The group’s last full day was spent floating on the Green River. On three rafts, each team learned to row together and got excited as they went over class I and II rapids.
They kept their eyes open for interesting rock formations and wildlife and were rewarded by seeing an otter and a bald eagle. Upon seeing the national bird, students recited the preamble and spontaneously broke out singing the national anthem, Meyers added.
“The river rafting was so much fun,” Quinton said. “Some people in the boats had a hard time rowing, but we were the best coordinated rowers on the river.”
Georgia said first river trip was fun and memorable.
“It was so much fun, but I got really wet,” Georgia said. “(The student) right in front of me splashed me with the paddle every time.”

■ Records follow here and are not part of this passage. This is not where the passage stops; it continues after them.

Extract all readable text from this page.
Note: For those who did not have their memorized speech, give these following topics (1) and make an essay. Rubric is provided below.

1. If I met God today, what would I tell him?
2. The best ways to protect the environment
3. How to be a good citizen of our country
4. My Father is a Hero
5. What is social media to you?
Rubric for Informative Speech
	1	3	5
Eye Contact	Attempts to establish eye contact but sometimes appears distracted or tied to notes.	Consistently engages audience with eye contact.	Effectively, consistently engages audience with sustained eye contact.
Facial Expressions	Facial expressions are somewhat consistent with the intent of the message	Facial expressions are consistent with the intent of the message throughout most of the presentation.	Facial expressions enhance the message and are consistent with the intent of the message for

During their lunch stop at the riverbank, student teams acted as city managers and tried to protect the town from a mock flooding river. When tested with a bucket of river water, the team that built a canal for the river to flow past the city discovered the water was too much and too powerful so it flooded the banks into the city. A second team designed a reservoir above the city, so the flood would initially go into the reservoir before it headed downstream past the city, staying in its banks.
They also played Rocky Handy, where they placed flat rocks on the back of their hand and then tried to knock each other’s off.
Georgia was glad she had the opportunity to be a part of the eighth-grade trip.
“I expected to learn about rocks and see red rocks, but there were pretty views and lots of wildlife,” she said. “I loved it all. The bus ride was fun, but it was loud as everyone was singing nonstop.”
Meyers said Channing Hall plans to return next year.
“We wanted this to be a culminating experience for our students here,” he said. “The last year they are with these kids, we take them on a special trip. This is something they can look forward to.”